Federal Legislative Director Update 12/20/17
Please find below a brief update:
- NLRB: Two weeks after the newly appointed NLRB General Counsel signaled his intent to ask the Board to consider overruling many union-friendly precedents of the Obama-era Board, the NLRB has beat him to the punch. Over the course of two days (December 14 and 15) the Board reversed three of the Obama Board’s most vexing decisions: (1) Joint employer status (Browning-Ferris Industries / Hy-Brand industrial Contractors); (2) Micro-bargaining units (Specialty Healthcare / PCC Structurals), and (3) Employer workplace rules and policies (Lutheran Heritage-Livonia/The Boeing Company). These are pretty significant reversals and if you would like to read more, you can locate an article summarizing these decisions here: Link
- Tax Bill & HR: There are a few incentives located in the current tax bill that impact workplace policies. Specifically, as proposed, the tax bill includes offering businesses a credit if they provide up to 12 weeks of paid family leave. (Important to note, this measure was taken from a stand-alone bill by Senator Deb Fischer of Nebraska). The tax bill also prohibits businesses from deducting the cost of confidential settlements in claims of sexual misconduct. The bill also would remove the tax incentives for businesses to provide commuter and parking benefits for employees. In essence, up to $255 per month that companies can provide and write off as a business expenses will be removed.
- Immigration: The Trump administration has promised an increase in enforcement and scrutiny in the area of immigration in 2018. The Department of Homeland Security is undertaking the “extreme vetting” in this area and the Immigration and Customs Enforcement Acting Director Thomas Homan has promised a fourfold increase in work-site enforcement actions to include actions against both employers and undocumented workers.

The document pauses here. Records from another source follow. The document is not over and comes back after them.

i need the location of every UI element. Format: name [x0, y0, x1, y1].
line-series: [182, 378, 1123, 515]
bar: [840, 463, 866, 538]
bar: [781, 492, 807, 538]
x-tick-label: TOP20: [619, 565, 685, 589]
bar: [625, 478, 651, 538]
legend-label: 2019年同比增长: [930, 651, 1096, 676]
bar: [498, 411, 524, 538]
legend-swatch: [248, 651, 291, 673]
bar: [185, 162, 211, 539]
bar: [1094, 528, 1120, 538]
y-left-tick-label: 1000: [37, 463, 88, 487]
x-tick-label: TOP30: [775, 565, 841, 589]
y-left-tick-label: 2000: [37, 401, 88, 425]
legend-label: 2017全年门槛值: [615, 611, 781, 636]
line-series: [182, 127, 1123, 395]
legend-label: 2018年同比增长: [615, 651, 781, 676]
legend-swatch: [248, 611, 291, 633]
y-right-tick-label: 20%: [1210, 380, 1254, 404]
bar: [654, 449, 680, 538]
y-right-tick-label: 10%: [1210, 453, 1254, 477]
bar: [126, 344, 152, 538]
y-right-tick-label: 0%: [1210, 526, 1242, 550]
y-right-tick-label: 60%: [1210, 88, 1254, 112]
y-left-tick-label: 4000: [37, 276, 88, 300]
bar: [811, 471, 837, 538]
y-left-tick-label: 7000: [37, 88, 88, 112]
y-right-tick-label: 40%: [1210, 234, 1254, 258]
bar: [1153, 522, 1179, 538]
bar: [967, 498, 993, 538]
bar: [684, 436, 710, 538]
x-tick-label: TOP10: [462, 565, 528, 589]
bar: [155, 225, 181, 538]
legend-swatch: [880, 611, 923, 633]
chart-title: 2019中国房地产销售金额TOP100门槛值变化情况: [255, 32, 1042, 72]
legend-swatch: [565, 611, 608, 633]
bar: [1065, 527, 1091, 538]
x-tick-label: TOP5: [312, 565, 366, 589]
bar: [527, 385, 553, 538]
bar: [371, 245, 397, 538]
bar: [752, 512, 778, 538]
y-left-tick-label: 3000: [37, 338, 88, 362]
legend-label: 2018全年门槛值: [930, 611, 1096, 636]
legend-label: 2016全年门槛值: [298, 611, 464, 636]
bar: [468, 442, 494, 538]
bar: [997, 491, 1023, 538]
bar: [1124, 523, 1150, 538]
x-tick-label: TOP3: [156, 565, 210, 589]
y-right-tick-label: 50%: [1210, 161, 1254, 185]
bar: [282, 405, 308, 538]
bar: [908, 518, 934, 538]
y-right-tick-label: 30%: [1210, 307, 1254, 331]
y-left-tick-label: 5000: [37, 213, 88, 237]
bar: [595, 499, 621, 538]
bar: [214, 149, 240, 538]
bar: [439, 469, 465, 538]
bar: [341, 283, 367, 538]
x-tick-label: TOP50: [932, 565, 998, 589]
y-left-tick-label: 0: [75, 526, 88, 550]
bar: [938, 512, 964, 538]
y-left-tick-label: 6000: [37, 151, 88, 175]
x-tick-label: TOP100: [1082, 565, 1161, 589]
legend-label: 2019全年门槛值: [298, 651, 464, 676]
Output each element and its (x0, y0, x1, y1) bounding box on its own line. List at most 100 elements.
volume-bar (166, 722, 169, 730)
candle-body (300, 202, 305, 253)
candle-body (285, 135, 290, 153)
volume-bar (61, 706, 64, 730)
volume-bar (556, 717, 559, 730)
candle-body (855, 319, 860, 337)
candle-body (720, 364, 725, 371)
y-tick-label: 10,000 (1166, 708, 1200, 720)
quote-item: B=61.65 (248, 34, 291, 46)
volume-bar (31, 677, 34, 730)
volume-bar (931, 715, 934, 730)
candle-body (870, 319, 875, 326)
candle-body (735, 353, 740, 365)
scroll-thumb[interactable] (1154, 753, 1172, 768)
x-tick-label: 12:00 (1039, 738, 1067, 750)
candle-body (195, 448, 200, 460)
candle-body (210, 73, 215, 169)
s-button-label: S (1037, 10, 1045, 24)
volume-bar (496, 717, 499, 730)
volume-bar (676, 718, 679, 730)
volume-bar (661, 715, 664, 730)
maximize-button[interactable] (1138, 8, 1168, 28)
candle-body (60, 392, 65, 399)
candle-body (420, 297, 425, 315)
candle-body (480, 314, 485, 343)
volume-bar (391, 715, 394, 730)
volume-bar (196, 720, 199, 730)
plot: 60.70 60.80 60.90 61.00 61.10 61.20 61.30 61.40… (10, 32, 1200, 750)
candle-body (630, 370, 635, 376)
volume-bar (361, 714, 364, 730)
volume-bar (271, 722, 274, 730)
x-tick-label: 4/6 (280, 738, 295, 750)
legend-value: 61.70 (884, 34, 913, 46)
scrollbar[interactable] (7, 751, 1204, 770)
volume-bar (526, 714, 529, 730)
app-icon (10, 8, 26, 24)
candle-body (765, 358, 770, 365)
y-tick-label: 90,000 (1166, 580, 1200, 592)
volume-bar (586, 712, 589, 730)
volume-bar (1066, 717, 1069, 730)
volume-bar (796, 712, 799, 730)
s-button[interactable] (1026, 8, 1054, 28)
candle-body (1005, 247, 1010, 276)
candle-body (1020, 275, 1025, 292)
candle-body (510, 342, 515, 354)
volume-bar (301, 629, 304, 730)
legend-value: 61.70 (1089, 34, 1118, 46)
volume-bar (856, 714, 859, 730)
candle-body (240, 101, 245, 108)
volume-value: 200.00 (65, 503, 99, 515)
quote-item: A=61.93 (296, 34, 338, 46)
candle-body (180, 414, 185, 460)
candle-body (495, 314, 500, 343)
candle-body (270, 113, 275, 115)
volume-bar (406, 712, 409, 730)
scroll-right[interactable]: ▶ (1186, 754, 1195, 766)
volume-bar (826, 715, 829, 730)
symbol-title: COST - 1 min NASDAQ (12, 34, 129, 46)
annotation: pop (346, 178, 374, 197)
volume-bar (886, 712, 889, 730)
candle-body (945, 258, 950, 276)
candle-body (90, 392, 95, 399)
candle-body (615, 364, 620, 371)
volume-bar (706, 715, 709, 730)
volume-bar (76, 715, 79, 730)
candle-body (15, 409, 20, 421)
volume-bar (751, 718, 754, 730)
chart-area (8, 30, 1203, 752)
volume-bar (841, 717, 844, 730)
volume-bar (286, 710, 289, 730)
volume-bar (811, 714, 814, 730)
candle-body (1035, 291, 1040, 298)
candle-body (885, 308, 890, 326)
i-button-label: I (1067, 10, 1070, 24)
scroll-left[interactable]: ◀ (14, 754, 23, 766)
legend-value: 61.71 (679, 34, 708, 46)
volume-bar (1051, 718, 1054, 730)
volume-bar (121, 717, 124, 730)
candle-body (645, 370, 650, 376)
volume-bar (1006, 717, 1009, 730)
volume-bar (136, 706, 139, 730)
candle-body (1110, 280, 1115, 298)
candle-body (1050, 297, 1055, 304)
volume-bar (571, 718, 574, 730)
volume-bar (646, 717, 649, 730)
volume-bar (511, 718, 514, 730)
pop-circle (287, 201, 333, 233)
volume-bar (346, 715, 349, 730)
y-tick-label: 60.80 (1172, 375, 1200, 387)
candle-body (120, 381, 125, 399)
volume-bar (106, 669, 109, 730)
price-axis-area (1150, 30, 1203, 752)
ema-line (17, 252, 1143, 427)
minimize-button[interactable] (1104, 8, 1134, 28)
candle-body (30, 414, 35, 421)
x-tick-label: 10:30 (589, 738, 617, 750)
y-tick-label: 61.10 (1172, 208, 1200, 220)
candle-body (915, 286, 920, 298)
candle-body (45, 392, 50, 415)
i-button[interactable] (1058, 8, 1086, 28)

- Wage and Hour: The Department of Labor Wage and Hour Division stated recently that it is estimating an October 2018 release for the agency’s second stab at a high priority rule designed to expand the number of workers eligible for overtime pay. The Department of Labor also anticipates publishing a proposal in January to implement President Trump’s executive order calling for the streamlining and expansion of U.S. apprenticeships. In addition, the United States Court of Appeals for the Second Circuit recently held that Fair Labor Standards Act claims (i.e. wage and hour claims) are arbitrable, notwithstanding the requirement that FLSA litigation settlements be “supervised.” Rodriguez-Depena v. Parts Authority Inc. (2nd Cir. December 12, 2017).